L’immagine nella mia mente è quello di un archivio double-face. Infatti le narrazioni e le voci raccolte dagli studenti sul 1966 possono diventare le didascalie perfette alle immagini raccolte dai cittadini sul 2019. Un lavoro fatto collettivamente dalla cittadinanza per la città.
‘La voce batte immagine 3 a 0’. Vero? Io penso di sì. La voce ti entra dentro e continua a risuonare dentro di te. Mi sono quindi chiesta se i ragazzi avessero capito il valore della testimonianza raccolta, l’importanza del racconto e della voce. Attraverso le narrazioni dei loro nonni hanno creato autonomamente un tassello di storia che andrà ad arricchire la loro città, ma anche loro stessi all’interno della città (appaesamento).
Tra gli studenti numerosi erano quelli stranieri. Vincent mi scrive così:
«Conoscevo vagamente i fatti del ‘66 attraverso i racconti televisivi. Dopo aver ascoltato un racconto dal vivo, con tutti i dettagli, da un ragazzo di quel tempo, ogni volta che sentirò parlare di questo evento mi verranno in mente le sue parole ed espressioni.
Riguardo l’intervista, era la prima volta che svolgevo da solo un’attività come questa. Inizialmente, mi sono sentito emozionato al punto di tremare. Superato questo momento, mi sono sentito di continuare e così ho fatto».
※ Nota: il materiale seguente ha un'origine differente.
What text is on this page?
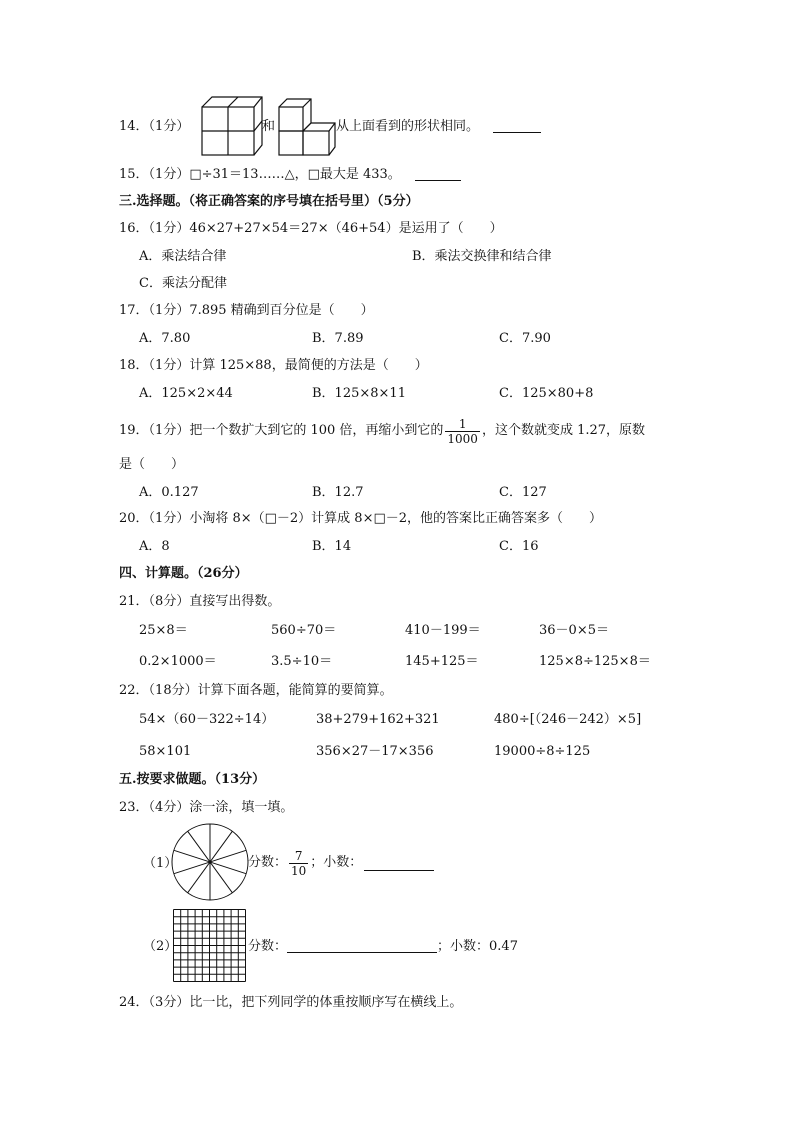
14．（1分）	和	从上面看到的形状相同。
15．（1分）□÷31＝13……△，□最大是 433。
三.选择题。（将正确答案的序号填在括号里）（5分）
16．（1分）46×27+27×54＝27×（46+54）是运用了（　　）
A．乘法结合律	B．乘法交换律和结合律
C．乘法分配律
17．（1分）7.895 精确到百分位是（　　）
A．7.80	B．7.89	C．7.90
18．（1分）计算 125×88，最简便的方法是（　　）
A．125×2×44	B．125×8×11	C．125×80+8
19．（1分）把一个数扩大到它的 100 倍，再缩小到它的 $\frac{1}{1000}$ ，这个数就变成 1.27，原数
是（　　）
A．0.127	B．12.7	C．127
20．（1分）小淘将 8×（□－2）计算成 8×□－2，他的答案比正确答案多（　　）
A．8	B．14	C．16
四、计算题。（26分）
21．（8分）直接写出得数。
25×8＝	560÷70＝	410－199＝	36－0×5＝
0.2×1000＝	3.5÷10＝	145+125＝	125×8÷125×8＝
22．（18分）计算下面各题，能简算的要简算。
54×（60－322÷14）	38+279+162+321	480÷[（246－242）×5]
58×101	356×27－17×356	19000÷8÷125
五.按要求做题。（13分）
23．（4分）涂一涂，填一填。
（1）	分数： $\frac{7}{10}$ ；小数：
（2）	分数：	；小数：0.47
24．（3分）比一比，把下列同学的体重按顺序写在横线上。
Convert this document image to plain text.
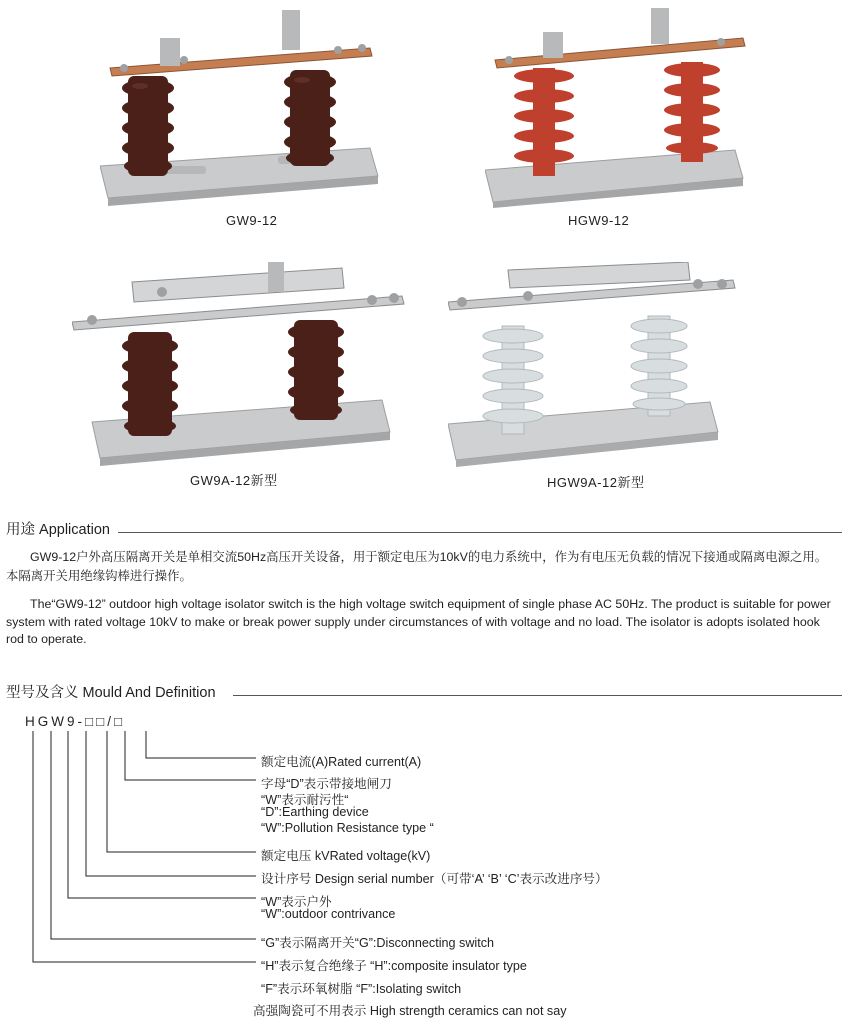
GW9-12	HGW9-12
GW9A-12新型	HGW9A-12新型
用途 Application

GW9-12户外高压隔离开关是单相交流50Hz高压开关设备，用于额定电压为10kV的电力系统中，作为有电压无负载的情况下接通或隔离电源之用。本隔离开关用绝缘钩棒进行操作。

The“GW9-12” outdoor high voltage isolator switch is the high voltage switch equipment of single phase AC 50Hz. The product is suitable for power system with rated voltage 10kV to make or break power supply under circumstances of with voltage and no load. The isolator is adopts isolated hook rod to operate.

型号及含义 Mould And Definition
HGW9-□□/□
额定电流(A)Rated current(A)
字母“D”表示带接地闸刀
“W”表示耐污性“
“D”:Earthing device
“W”:Pollution Resistance type “
额定电压 kVRated voltage(kV)
设计序号 Design serial number（可带‘A’ ‘B’ ‘C’表示改进序号）
“W”表示户外
“W”:outdoor contrivance
“G”表示隔离开关“G”:Disconnecting switch
“H”表示复合绝缘子 “H”:composite insulator type
“F”表示环氧树脂 “F”:Isolating switch
高强陶瓷可不用表示 High strength ceramics can not say
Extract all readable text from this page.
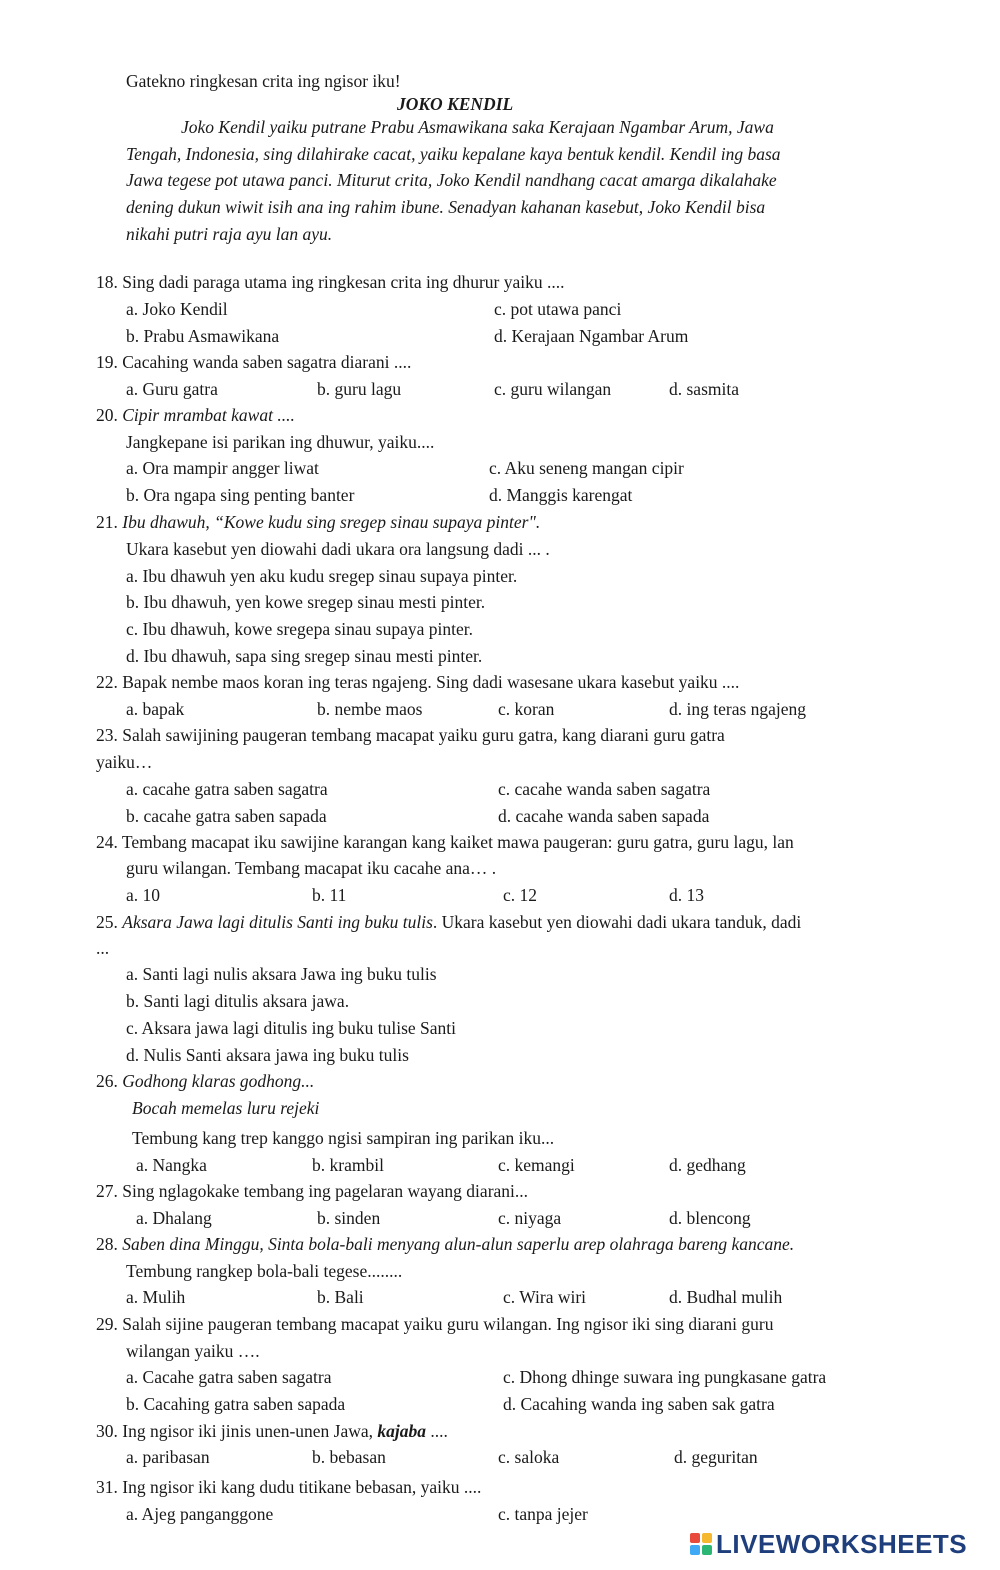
Gatekno ringkesan crita ing ngisor iku!
JOKO KENDIL
Joko Kendil yaiku putrane Prabu Asmawikana saka Kerajaan Ngambar Arum, Jawa
Tengah, Indonesia, sing dilahirake cacat, yaiku kepalane kaya bentuk kendil. Kendil ing basa
Jawa tegese pot utawa panci. Miturut crita, Joko Kendil nandhang cacat amarga dikalahake
dening dukun wiwit isih ana ing rahim ibune. Senadyan kahanan kasebut, Joko Kendil bisa
nikahi putri raja ayu lan ayu.
18. Sing dadi paraga utama ing ringkesan crita ing dhurur yaiku ....
a. Joko Kendil	c. pot utawa panci
b. Prabu Asmawikana	d. Kerajaan Ngambar Arum
19. Cacahing wanda saben sagatra diarani ....
a. Guru gatra	b. guru lagu	c. guru wilangan	d. sasmita
20. Cipir mrambat kawat ....
Jangkepane isi parikan ing dhuwur, yaiku....
a. Ora mampir angger liwat	c. Aku seneng mangan cipir
b. Ora ngapa sing penting banter	d. Manggis karengat
21. Ibu dhawuh, “Kowe kudu sing sregep sinau supaya pinter".
Ukara kasebut yen diowahi dadi ukara ora langsung dadi ... .
a. Ibu dhawuh yen aku kudu sregep sinau supaya pinter.
b. Ibu dhawuh, yen kowe sregep sinau mesti pinter.
c. Ibu dhawuh, kowe sregepa sinau supaya pinter.
d. Ibu dhawuh, sapa sing sregep sinau mesti pinter.
22. Bapak nembe maos koran ing teras ngajeng. Sing dadi wasesane ukara kasebut yaiku ....
a. bapak	b. nembe maos	c. koran	d. ing teras ngajeng
23. Salah sawijining paugeran tembang macapat yaiku guru gatra, kang diarani guru gatra
yaiku…
a. cacahe gatra saben sagatra	c. cacahe wanda saben sagatra
b. cacahe gatra saben sapada	d. cacahe wanda saben sapada
24. Tembang macapat iku sawijine karangan kang kaiket mawa paugeran: guru gatra, guru lagu, lan
guru wilangan. Tembang macapat iku cacahe ana… .
a. 10	b. 11	c. 12	d. 13
25. Aksara Jawa lagi ditulis Santi ing buku tulis. Ukara kasebut yen diowahi dadi ukara tanduk, dadi
...
a. Santi lagi nulis aksara Jawa ing buku tulis
b. Santi lagi ditulis aksara jawa.
c. Aksara jawa lagi ditulis ing buku tulise Santi
d. Nulis Santi aksara jawa ing buku tulis
26. Godhong klaras godhong...
Bocah memelas luru rejeki
Tembung kang trep kanggo ngisi sampiran ing parikan iku...
a. Nangka	b. krambil	c. kemangi	d. gedhang
27. Sing nglagokake tembang ing pagelaran wayang diarani...
a. Dhalang	b. sinden	c. niyaga	d. blencong
28. Saben dina Minggu, Sinta bola-bali menyang alun-alun saperlu arep olahraga bareng kancane.
Tembung rangkep bola-bali tegese........
a. Mulih	b. Bali	c. Wira wiri	d. Budhal mulih
29. Salah sijine paugeran tembang macapat yaiku guru wilangan. Ing ngisor iki sing diarani guru
wilangan yaiku ….
a. Cacahe gatra saben sagatra	c. Dhong dhinge suwara ing pungkasane gatra
b. Cacahing gatra saben sapada	d. Cacahing wanda ing saben sak gatra
30. Ing ngisor iki jinis unen-unen Jawa, kajaba ....
a. paribasan	b. bebasan	c. saloka	d. geguritan
31. Ing ngisor iki kang dudu titikane bebasan, yaiku ....
a. Ajeg panganggone	c. tanpa jejer
LIVEWORKSHEETS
Non tutti mi avevano detto come gli era sembrata questa esperienza7. Inoltre cercavo di immaginare i risultati che avrebbero potuto avere i laboratori se fatti in presenza, invece che online. Ero dispiaciuta di questa dinamica e pensavo non fossero stati così efficaci. Ma ecco che alcuni giorni fa, di sera, camminavo in compagnia per le calli tranquille di Venezia. Parlavamo, i volti coperti dalle solite mascherine. Incrociamo una ragazza, anche lei mascherata, in direzione opposta alla nostra. I nostri sguardi si sfiorano per poco, ma non riconosco nessuna amica e passiamo oltre. Noto però, girandomi, che la ragazza mi fissa. Allora mi viene incontro: “Mi scusi, ma lei è quella dei laboratori?”. Io rimango spiazzata e domando: “Scusa? Laboratori di AquaGranda?”. Lei “Sì! È lei vero?”.
Sorrido sotto la maschera e annuisco. La risposta che la ragazza mi ha dato, non poteva essere risposta migliore ai miei dubbi: “Sì, l’ho riconosciuta dalla voce!”.